An attachment for removing foam, said attachment comprising: a first end; a second end; and an outer wall with a plurality of projections, each of said plurality of projections having a passage therethrough.

An attachment for use with a tool having a rotating shaft, said attachment comprising: a core, said core having an inner passage selectively attachable to said shaft and an outer profile; and a shell comprising a cavity, an outer wall, a first projection with a first projection passage and a second projection with a second projection passage, wherein: said core is received within said cavity; said first projection passage and said second projection passage pass exterior or said outer wall.

An attachment for removing foam, said attachment comprising: a cavity; an outer wall; a first end; a second end, said second end having a second end wall with a second end opening through said second end wall, said second end also having a primary slot, said primary slot being open to said second end opening and passing through said outer wall; and a plurality of projections having a passage therethrough extending from said outer wall.

Each of these structures can also be combined with each other and/or with one or more of the following features, if not already recited above: having the attachment comprise a core and a shell, having the projections be arranged in a spiral pattern, having the leading face have a sharp top.

It is further appreciated that there are several unique method features according to the present invention. These features can be utilized individually or combined with other features in any possible way, such as being coupled with other features, tripled with other features and/or used all together without departing from the broad aspects of the present invention.

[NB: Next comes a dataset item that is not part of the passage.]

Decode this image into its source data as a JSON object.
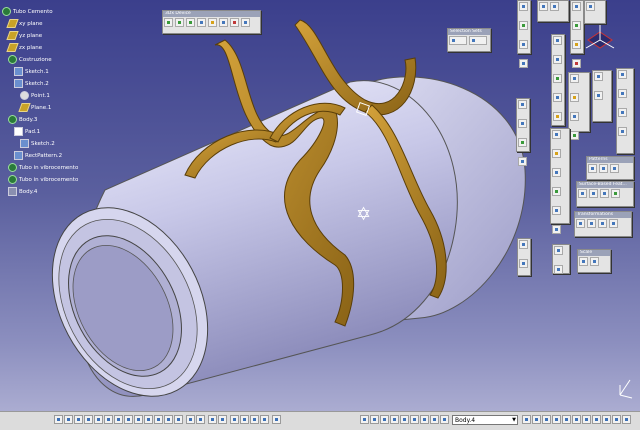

Thus, it is apparent that there has been provided, in accordance with the invention, a foam removal attachment that fully satisfies the objects, aims and advantages as set forth above. While the invention has been described in conjunction with specific embodiments thereof, it is evident that many alternatives, modifications, and variations will be apparent to those skilled in the art in light of the foregoing description. Accordingly, it is intended to embrace all such alternatives, modifications, and variations as fall within the spirit and broad scope of the appended claims.